DB_URL=postgres://localhost/app JWT_SECRET=replace-me LOG_LEVEL=debug

What's new since 20.6

  • Node 22 stabilized the flag. No more experimental warnings.
  • --env-file-if-exists (Node 22+). Same as --env-file but doesn't error when the file is missing — useful for start scripts that should run with or without a local .env.
  • process.loadEnvFile([path]) (Node 22+). Programmatic API for loading the file from JS code, handy when the path needs to be resolved at runtime. Defaults to .env in the cwd.
1import { loadEnvFile } from 'node:process' 2loadEnvFile() // loads .env from cwd 3loadEnvFile('./config/.env.test')

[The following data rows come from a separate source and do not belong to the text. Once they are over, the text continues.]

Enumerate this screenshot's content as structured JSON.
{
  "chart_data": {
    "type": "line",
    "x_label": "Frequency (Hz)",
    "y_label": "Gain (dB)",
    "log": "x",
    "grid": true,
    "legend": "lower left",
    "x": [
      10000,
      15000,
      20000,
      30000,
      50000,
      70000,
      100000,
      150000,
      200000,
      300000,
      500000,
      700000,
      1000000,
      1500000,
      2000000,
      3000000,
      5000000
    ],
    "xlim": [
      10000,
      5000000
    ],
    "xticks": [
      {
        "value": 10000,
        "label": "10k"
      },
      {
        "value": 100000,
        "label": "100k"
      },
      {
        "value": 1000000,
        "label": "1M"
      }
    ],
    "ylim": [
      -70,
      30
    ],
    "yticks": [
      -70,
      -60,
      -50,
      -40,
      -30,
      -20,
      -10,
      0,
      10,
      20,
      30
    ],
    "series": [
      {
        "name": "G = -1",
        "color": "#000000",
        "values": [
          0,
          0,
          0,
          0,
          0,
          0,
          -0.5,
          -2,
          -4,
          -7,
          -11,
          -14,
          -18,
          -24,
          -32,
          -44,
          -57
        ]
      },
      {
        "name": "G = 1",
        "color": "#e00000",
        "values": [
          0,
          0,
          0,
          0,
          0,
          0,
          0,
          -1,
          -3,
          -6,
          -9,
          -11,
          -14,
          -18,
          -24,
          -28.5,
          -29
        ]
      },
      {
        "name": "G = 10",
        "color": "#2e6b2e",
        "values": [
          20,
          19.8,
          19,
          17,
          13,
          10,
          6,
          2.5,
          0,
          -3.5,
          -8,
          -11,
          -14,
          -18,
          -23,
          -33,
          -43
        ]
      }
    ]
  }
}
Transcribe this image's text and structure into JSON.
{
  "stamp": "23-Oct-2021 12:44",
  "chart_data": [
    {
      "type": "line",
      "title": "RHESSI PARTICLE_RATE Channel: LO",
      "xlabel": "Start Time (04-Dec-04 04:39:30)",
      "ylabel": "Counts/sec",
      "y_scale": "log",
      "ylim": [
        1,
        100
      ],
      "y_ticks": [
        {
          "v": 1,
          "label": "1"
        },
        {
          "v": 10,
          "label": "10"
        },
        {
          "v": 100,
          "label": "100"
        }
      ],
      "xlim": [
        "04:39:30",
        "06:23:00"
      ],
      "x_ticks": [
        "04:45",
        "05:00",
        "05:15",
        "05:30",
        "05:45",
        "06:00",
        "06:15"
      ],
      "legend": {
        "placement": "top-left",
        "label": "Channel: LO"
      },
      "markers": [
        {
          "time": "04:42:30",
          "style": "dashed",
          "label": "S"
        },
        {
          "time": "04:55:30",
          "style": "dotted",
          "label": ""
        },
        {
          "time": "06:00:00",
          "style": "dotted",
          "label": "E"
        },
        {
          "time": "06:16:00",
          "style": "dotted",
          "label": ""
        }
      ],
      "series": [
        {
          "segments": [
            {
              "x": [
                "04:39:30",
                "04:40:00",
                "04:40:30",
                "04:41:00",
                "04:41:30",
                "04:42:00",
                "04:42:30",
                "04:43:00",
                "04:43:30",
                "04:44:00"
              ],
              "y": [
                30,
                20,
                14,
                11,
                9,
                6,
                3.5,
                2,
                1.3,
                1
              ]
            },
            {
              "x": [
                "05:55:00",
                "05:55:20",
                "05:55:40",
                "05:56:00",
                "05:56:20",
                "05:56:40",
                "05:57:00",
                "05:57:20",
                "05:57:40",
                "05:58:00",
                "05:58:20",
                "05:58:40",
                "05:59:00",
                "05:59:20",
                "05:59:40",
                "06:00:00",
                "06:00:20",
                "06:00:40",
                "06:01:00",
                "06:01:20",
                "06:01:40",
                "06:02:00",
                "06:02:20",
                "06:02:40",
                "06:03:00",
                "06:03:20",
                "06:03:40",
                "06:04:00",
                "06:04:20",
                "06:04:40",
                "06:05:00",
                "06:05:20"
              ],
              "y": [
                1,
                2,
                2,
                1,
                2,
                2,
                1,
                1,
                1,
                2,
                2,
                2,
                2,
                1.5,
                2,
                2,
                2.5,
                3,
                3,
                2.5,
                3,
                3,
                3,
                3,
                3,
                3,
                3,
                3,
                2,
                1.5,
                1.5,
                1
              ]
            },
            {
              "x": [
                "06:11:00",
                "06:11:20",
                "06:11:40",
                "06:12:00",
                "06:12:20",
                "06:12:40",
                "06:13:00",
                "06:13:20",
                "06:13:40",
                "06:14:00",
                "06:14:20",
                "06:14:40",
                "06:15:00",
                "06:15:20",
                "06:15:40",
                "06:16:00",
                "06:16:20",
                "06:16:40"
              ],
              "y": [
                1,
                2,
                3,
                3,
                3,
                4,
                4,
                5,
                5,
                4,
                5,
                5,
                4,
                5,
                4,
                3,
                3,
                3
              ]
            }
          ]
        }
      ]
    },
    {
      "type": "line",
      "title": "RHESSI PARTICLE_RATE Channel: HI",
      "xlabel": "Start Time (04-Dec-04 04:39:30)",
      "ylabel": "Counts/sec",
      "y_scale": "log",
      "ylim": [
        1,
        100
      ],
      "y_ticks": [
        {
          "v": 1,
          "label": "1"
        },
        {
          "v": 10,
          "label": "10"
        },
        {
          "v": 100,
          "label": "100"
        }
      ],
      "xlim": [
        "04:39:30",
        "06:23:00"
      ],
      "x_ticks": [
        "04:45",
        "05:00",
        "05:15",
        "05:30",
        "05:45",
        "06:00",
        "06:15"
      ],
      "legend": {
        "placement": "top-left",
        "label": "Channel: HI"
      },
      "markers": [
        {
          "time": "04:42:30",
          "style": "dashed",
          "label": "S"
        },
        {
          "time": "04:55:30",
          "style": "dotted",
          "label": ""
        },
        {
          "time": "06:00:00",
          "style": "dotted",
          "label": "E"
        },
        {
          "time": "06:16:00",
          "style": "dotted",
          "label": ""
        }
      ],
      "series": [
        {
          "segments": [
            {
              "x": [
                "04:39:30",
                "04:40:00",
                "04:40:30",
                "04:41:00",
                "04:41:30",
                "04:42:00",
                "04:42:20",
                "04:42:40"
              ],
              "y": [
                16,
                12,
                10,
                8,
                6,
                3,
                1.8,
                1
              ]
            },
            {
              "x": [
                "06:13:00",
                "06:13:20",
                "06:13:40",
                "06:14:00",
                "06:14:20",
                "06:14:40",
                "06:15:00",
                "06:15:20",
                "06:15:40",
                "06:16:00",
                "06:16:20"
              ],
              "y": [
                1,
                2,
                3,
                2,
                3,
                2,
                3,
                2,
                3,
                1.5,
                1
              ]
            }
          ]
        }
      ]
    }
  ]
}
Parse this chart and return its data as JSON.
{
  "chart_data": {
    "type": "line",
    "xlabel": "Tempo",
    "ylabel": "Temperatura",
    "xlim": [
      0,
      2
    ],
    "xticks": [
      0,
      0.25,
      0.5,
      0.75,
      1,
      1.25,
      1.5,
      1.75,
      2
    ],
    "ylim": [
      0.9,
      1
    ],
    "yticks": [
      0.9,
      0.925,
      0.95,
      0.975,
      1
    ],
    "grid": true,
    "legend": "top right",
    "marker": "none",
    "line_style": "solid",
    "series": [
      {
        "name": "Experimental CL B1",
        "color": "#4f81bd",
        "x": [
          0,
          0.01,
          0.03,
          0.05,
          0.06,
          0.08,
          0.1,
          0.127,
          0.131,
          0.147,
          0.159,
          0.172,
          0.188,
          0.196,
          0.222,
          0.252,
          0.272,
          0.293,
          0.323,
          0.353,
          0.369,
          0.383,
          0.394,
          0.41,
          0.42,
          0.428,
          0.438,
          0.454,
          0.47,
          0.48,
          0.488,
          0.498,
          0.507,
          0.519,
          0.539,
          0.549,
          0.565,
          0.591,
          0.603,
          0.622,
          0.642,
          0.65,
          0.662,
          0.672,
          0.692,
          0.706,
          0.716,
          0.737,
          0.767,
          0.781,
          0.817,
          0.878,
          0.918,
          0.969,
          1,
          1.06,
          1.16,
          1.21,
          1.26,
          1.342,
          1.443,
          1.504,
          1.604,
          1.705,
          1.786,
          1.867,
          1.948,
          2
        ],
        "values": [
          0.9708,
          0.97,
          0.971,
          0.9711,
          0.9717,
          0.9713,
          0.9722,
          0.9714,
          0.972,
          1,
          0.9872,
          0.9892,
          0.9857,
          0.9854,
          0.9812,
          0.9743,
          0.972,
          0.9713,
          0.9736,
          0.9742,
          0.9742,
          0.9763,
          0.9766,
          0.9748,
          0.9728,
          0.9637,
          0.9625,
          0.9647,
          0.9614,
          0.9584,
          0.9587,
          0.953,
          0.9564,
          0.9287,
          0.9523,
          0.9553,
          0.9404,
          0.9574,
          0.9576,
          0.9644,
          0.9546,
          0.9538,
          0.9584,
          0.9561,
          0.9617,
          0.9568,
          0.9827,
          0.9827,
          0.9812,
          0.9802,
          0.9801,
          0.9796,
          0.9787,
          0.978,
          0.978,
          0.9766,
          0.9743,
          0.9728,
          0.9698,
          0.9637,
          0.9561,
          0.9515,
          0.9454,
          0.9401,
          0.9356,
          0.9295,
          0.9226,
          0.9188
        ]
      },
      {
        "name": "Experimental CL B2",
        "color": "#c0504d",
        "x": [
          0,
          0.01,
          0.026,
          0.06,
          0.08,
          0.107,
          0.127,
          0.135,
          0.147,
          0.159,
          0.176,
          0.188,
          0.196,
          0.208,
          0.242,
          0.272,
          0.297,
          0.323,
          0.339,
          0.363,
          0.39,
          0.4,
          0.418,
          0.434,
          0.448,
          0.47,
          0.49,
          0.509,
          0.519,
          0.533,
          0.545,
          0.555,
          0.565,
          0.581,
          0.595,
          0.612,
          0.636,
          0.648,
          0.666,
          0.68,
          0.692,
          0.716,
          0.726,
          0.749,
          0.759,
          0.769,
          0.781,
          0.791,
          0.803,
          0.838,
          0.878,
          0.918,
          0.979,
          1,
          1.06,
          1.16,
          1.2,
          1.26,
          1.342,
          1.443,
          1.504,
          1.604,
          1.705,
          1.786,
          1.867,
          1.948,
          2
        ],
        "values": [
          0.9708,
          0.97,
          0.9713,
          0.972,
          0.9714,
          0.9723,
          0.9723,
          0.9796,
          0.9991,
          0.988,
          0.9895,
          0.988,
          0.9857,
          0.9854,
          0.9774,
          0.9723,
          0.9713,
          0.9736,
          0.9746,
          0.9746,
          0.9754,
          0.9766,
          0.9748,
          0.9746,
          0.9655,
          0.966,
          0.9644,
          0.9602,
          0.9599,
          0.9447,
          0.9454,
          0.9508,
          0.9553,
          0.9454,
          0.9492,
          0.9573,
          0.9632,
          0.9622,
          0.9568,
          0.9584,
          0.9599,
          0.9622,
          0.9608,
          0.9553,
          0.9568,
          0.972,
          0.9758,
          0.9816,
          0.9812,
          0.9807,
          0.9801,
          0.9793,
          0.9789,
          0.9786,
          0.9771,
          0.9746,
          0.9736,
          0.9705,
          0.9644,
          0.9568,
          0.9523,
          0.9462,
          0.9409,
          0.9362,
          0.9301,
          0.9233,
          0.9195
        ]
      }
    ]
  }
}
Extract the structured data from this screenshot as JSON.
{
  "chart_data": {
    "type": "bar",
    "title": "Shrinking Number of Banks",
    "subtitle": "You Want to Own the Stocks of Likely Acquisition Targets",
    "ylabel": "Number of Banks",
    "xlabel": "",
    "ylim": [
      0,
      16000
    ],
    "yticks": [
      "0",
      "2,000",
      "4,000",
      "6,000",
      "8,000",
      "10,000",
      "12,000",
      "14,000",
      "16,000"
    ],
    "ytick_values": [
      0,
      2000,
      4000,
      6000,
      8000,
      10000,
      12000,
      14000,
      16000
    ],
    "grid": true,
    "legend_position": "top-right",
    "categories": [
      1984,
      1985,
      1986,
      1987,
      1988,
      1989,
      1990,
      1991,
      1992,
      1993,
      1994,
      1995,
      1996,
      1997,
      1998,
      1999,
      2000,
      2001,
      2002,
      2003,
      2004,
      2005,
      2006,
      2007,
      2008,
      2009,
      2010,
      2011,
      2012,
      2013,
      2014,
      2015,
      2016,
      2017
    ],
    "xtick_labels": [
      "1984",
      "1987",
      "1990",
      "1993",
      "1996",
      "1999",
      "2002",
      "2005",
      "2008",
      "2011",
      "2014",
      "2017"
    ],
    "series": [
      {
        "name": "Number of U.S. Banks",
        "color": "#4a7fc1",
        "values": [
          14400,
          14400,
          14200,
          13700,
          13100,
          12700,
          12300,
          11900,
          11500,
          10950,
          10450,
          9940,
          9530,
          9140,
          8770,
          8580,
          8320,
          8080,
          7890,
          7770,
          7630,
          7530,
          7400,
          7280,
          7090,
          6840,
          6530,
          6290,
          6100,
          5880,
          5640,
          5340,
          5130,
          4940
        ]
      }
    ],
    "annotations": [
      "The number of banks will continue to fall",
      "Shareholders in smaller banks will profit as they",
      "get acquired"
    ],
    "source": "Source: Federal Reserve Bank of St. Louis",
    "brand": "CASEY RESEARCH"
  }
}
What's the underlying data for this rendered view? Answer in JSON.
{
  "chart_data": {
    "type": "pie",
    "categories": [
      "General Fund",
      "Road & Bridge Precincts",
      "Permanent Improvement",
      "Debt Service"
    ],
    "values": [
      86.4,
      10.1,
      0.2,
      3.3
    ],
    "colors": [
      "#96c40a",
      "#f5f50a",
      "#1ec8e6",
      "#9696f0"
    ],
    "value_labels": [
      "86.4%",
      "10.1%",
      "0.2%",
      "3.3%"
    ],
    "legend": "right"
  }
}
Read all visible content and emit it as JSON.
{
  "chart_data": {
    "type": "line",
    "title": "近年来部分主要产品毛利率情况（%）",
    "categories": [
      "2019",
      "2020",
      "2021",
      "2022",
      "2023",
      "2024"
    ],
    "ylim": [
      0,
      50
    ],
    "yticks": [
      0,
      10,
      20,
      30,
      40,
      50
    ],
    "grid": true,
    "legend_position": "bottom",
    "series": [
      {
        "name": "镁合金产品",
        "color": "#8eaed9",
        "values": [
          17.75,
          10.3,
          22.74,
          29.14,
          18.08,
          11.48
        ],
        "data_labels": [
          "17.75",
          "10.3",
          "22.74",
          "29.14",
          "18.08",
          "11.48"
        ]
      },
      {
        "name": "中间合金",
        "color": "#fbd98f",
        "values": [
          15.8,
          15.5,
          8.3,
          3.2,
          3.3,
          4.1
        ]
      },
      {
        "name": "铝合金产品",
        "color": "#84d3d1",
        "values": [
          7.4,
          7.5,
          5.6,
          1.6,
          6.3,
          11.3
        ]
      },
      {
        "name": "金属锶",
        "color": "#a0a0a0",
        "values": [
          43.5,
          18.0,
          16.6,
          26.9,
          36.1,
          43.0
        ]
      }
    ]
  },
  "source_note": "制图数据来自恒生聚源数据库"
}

Multiple files and precedence

You can pass --env-file more than once:

1node --env-file=.env --env-file=.env.local index.js

Later files override earlier ones. Variables already set in the actual shell environment beat both — this catches a lot of people. If LOG_LEVEL=info is exported in your shell and LOG_LEVEL=debug is in .env, your app sees info.

NODE_OPTIONS in .env too

Useful trick: set Node CLI flags via NODE_OPTIONS in .env so they're picked up automatically by every node invocation in that directory:

NODE_OPTIONS=--enable-source-maps --inspect

What this isn't

.env files are for local development. They're not a secrets manager. In production, pull values from the orchestrator's secret store (Kubernetes secrets, Vault, AWS Secrets Manager, Railway/Fly/Vercel env vars) instead of shipping .env files.

Bun and Deno

Bun has the same --env-file flag and additionally auto-loads .env from the cwd by default — no flag needed. Deno supports --env-file too. So this isn't a Node-only innovation; it's a runtime-feature-parity moment.

Still need dotenv?

For the simple "load a file at startup" case, no. You still want a library for:

  • Variable expansion — values that reference other values. Use dotenv-expand or dotenvx, the modern fork with encryption and multi-environment support.
  • Encrypted .env files — dotenvx is the way.
  • Frontend bundles (Vite, Astro, Next, etc.). Those have their own env-loading conventions and don't use the Node runtime in production.